Notably, Satoshi then mentions that Bitcoin (BTC) can be sent to a user’s IP address, via entering someone else’s IP address and then a public key is generated. Satoshi seems to prefer this method over using the actual Bitcoin (BTC) address, since he says privacy is lost if the Bitcoin (BTC) address is used multiple times.

Finally, Satoshi discusses how block halvings will occur every 4 years, and when block rewards run out the system will be able to sustain itself from transaction fees, although Satoshi thinks there will always be nodes willing to process transaction fees for free.

On January 11 Hal Finney became the first person to respond to Satoshi’s email, and he described a thought experiment where Bitcoin (BTC) becomes the dominant currency in the world, and roughly estimates that each Bitcoin (BTC) would be worth $10 million if that happens. Based on this, Finney says that generating Bitcoin (BTC) for a few cents of computing power seems to be a really good bet, and that ended up being quite prophetic.

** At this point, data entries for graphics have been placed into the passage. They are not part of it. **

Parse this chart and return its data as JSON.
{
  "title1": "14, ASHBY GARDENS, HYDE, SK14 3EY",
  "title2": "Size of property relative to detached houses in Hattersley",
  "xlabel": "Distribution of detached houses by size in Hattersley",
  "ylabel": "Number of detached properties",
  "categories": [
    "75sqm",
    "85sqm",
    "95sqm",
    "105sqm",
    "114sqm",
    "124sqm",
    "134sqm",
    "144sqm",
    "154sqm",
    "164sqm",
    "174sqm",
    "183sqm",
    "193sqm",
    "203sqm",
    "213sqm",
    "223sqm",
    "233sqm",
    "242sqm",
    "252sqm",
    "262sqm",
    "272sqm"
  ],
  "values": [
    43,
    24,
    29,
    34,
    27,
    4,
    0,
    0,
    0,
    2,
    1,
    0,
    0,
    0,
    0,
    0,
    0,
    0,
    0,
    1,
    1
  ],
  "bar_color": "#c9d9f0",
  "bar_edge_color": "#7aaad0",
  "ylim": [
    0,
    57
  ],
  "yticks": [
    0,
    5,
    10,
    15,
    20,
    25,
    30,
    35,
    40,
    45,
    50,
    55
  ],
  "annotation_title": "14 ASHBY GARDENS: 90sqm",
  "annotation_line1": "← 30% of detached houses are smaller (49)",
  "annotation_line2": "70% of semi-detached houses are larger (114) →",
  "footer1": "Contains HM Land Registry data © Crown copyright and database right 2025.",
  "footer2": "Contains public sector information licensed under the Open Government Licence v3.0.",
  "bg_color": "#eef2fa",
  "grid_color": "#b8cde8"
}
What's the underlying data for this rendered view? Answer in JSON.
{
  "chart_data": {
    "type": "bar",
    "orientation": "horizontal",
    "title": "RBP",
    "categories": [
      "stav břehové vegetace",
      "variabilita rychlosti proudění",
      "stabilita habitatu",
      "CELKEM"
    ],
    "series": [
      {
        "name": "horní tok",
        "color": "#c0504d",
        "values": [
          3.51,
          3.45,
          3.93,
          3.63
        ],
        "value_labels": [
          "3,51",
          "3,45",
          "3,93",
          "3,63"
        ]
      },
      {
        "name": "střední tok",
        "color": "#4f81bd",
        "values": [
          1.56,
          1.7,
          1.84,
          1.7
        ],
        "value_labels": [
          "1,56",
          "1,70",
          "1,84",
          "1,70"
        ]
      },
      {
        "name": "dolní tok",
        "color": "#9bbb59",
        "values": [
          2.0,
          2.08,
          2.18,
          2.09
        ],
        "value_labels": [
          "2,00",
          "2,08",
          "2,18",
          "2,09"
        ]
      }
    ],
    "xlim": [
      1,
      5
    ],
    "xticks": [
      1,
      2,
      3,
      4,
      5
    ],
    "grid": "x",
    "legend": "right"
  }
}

Five days later on January 16 Satoshi replied to Finney’s email, and starts off by writing that he would be surprised if people weren’t using some form of electronic currency 10 years in the future, especially now that there is a decentralized way to do it. Satoshi then proposes some use cases for electronic currency, including rewards points, donations, currency for games, adult websites, and pay to send email. Satoshi then ends the email by saying that Bitcoin (BTC) is the virtual equivalent of dropping coins in a vending machine.

On January 17 Jonathan Thornburg became the 2nd person to respond to Satoshi’s email, and he notes that the government is probably going to be anti-Bitcoin (BTC), since Bitcoin (BTC) facilitates untraceable international financial transactions, and that botnets could be used to easily launder Bitcoin (BTC).

Thornburg then predicts that Bitcoin (BTC) could incentivize the spread of botnets and malware, which ended up being 100% accurate, since now there are global botnets which mine crypto, and plenty of ransomware which uses crypto.

Then Thornburg asks Satoshi if Bitcoin (BTC) can be monitored by the government to ensure that it is not being used by malicious botnets, implying that the government should have that capability.

After that, Finney, Satoshi, and a couple of other people continue the discussion on botnets and Bitcoin (BTC), and what could happen.

Ultimately, only a handful of people responded to Satoshi’s first launch email on the Cypherpunk mailing list. This is important to put in perspective, since if anyone else spent so much time developing a completely unique software like Bitcoin (BTC) and then only 5 people responded when it launched, it would seem like a failure.

However, Bitcoin (BTC) is viral in nature since it is so unique and useful, and even a handful of people taking an interest in Bitcoin (BTC) in the beginning was enough to start the chain reaction which led to the creation of the entire crypto space.